The heart, the boy replied immediately. I made the sign of the cross on his palm. He rolled the stones a second time. He had been through dark times, I said. Yes. He was searching now for a different place. Yes. Some of it, I said, involved flight or movement. His eyes lit up and he leaned in closer. A city or town, I said, not far away. Yes, yes, Graz, he replied. There had been dark things in Graz, I said, and he had held on to the hand of someone. Yes, he declared, and his eyes grew big. He said that he had a friend named Tomas who had died after the war, he had stepped on a tram line and his foot had been caught and he was killed, the tram bearing down on him, unstoppable. I closed my eyes, then asked him to roll the stones across the board again. There was awful sorrow at the death of Tomas, I said, and here I furrowed my brow.

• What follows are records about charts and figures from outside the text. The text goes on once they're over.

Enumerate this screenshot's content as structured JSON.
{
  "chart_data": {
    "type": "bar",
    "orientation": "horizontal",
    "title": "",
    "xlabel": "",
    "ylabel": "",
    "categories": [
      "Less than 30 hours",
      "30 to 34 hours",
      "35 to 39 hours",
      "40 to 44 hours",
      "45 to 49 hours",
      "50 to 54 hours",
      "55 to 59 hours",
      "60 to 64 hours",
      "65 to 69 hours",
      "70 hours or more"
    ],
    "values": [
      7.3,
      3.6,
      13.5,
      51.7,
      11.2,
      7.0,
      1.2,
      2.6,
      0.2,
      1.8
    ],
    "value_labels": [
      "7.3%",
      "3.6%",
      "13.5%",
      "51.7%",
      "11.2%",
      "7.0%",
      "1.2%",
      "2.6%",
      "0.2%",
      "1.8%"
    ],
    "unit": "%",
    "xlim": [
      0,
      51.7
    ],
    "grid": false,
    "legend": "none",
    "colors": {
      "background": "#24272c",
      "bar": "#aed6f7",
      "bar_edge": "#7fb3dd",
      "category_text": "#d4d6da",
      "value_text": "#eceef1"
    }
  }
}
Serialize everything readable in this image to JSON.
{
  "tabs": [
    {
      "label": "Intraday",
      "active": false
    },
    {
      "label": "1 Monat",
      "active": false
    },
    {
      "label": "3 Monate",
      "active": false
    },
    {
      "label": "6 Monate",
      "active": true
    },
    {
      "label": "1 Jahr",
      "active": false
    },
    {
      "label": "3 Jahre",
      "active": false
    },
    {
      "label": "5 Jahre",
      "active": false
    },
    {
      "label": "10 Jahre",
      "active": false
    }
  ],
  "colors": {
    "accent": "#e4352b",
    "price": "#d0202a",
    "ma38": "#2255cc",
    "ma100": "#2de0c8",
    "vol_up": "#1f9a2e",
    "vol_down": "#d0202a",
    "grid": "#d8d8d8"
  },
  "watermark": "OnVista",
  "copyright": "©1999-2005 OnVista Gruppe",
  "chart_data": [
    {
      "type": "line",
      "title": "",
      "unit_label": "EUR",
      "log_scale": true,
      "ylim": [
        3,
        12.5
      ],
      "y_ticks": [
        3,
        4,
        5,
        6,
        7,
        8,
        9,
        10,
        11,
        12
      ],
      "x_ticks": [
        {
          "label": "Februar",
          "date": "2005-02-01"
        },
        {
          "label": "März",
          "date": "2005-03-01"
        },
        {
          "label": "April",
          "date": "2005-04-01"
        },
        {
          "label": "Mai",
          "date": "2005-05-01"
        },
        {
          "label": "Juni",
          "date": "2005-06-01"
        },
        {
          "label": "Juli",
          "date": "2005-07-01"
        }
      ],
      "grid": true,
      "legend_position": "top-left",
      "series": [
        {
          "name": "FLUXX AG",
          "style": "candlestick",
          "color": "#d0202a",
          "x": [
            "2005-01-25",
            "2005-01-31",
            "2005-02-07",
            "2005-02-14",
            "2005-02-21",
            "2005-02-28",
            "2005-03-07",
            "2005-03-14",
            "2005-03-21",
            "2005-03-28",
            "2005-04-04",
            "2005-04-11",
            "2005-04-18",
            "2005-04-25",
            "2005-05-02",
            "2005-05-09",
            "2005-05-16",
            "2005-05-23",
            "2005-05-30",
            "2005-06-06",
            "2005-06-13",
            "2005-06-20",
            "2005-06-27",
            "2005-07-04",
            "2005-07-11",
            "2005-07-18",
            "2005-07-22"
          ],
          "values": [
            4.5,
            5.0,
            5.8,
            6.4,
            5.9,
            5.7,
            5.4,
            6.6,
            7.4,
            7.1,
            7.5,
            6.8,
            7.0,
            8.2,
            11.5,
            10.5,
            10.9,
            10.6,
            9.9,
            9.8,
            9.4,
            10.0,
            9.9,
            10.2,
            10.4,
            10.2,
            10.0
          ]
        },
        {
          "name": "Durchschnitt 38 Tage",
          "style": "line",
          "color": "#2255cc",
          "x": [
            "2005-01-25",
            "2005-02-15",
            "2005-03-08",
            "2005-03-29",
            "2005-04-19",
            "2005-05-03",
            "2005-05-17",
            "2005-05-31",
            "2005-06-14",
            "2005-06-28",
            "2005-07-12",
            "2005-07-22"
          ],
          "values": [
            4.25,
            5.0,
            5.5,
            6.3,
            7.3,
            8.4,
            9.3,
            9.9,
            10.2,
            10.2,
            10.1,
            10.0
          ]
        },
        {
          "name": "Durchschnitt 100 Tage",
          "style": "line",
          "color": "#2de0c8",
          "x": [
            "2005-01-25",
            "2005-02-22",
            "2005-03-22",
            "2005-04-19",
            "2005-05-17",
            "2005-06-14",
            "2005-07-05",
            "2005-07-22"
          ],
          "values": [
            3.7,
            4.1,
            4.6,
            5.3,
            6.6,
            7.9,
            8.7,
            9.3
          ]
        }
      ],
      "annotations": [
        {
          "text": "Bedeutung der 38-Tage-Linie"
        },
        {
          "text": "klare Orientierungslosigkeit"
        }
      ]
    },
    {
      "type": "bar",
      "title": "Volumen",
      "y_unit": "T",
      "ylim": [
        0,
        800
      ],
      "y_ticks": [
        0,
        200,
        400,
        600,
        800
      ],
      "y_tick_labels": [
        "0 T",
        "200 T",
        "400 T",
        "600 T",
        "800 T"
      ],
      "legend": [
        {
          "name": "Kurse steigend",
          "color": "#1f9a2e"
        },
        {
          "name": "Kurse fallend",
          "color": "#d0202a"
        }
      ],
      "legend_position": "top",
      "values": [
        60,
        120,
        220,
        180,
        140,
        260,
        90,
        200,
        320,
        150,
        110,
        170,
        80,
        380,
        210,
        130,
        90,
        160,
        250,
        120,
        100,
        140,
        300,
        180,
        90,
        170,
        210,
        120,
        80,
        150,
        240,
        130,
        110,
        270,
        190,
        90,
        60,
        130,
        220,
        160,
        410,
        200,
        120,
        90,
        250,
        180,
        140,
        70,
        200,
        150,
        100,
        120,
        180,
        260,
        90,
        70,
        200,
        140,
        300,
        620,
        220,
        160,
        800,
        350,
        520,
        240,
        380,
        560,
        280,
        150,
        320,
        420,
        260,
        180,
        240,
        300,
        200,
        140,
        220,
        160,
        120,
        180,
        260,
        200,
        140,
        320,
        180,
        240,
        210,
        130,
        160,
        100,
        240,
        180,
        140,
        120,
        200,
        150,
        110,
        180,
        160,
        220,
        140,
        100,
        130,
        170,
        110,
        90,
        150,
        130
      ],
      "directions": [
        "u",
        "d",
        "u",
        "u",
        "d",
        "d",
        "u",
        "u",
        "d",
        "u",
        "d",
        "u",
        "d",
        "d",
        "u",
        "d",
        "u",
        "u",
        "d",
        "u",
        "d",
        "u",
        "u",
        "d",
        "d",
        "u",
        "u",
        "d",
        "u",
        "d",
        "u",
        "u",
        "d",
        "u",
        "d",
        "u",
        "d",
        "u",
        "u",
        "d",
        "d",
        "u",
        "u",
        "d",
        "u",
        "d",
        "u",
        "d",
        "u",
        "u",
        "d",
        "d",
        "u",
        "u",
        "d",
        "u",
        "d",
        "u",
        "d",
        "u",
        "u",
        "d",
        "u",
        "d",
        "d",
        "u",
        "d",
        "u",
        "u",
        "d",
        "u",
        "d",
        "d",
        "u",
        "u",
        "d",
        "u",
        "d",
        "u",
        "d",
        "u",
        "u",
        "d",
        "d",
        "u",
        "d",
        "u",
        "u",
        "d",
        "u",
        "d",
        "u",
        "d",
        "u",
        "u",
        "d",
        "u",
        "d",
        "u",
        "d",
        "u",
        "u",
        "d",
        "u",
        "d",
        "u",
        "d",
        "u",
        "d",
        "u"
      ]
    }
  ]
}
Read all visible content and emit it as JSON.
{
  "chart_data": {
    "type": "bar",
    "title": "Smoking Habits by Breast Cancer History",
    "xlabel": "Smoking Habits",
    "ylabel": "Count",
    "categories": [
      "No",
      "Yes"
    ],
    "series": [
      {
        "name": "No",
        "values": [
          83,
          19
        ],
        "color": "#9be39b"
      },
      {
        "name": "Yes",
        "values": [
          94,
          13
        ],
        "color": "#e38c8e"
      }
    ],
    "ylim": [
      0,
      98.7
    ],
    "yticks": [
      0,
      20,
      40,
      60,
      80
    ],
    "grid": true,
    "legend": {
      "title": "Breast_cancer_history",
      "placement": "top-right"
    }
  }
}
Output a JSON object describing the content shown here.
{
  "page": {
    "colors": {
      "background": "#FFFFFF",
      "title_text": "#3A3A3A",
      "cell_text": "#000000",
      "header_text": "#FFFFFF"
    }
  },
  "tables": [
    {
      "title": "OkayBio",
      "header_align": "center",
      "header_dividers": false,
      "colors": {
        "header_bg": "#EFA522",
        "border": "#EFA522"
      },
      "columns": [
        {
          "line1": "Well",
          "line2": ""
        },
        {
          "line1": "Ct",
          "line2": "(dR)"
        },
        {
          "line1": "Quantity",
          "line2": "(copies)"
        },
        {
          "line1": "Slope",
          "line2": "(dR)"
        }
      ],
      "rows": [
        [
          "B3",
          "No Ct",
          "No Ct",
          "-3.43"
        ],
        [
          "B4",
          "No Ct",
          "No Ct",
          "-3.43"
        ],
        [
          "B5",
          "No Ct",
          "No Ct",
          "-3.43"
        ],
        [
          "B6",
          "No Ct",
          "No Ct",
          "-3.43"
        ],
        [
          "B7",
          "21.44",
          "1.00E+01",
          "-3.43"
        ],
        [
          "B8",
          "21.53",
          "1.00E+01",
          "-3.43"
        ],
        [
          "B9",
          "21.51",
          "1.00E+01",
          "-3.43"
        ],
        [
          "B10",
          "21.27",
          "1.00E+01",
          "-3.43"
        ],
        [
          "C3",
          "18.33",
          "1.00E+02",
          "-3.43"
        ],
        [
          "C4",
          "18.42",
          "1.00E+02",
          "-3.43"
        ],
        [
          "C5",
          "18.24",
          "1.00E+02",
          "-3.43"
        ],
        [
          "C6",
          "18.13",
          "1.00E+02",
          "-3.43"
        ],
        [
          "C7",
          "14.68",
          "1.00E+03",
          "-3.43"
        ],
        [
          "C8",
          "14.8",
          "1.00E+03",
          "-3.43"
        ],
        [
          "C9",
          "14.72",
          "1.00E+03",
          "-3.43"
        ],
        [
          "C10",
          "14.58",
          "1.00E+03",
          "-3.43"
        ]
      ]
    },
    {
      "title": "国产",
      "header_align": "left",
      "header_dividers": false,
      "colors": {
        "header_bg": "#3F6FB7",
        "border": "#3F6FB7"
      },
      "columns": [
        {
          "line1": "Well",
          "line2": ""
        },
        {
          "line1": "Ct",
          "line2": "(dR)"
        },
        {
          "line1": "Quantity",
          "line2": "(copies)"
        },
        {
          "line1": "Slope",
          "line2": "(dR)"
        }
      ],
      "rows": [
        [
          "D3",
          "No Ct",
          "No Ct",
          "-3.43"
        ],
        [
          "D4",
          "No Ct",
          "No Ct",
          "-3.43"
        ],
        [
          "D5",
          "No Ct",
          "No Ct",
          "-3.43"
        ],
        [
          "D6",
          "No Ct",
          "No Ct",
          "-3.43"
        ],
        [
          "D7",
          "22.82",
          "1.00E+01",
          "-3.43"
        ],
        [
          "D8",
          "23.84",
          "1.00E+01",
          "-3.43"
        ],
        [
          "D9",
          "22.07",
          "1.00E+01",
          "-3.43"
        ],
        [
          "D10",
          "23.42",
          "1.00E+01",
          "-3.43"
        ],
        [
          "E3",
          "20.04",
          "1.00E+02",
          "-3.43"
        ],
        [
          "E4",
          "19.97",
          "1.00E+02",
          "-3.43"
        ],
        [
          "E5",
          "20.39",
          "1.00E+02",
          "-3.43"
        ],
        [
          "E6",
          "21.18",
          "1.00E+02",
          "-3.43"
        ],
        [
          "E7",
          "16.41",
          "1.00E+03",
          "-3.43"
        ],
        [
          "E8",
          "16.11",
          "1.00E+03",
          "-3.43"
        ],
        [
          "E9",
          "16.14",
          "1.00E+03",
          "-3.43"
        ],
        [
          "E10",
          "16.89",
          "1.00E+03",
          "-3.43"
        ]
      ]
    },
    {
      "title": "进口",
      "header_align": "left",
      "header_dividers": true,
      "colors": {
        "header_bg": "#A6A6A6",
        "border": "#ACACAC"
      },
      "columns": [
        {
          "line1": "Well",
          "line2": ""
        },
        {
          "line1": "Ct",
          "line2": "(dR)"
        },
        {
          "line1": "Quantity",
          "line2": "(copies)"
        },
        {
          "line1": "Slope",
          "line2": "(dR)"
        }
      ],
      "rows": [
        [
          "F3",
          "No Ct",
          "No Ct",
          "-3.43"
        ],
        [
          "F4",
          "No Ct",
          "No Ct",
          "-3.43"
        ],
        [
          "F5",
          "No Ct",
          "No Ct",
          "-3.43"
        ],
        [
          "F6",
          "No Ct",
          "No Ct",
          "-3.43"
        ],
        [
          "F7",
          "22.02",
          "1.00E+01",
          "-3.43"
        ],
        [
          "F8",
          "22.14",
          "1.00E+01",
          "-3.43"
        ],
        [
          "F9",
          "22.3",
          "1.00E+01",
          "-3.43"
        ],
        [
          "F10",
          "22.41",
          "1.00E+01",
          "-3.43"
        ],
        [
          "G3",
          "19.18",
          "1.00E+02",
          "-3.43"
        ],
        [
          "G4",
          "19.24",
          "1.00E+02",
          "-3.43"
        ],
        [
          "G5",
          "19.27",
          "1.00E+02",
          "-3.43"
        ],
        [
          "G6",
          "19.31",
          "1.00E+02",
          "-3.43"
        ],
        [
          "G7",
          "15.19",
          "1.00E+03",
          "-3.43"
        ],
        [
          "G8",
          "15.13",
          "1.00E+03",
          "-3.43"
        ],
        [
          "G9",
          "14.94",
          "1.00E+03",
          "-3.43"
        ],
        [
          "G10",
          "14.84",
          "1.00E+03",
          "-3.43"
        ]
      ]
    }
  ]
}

It was something to do with trains. Yes, yes, he told me, it was a tram! Tomas was suffering, I said, from something during the war, some awful moment, it had something to do with his uniform. Yes, you're right, the boy whispered, he had wanted to desert. He wanted to leave the army, I repeated, and he was afraid of what would happen, the disgrace. Yes, said the boy, his Uncle Felix. I stared into his eyes and told him that there were other secrets too, and here I deepened my brow. I touched the boy's cold hands and said,
after a long silence, the name uncle Felix. But how do you know, said the boy, how on earth do you know that name?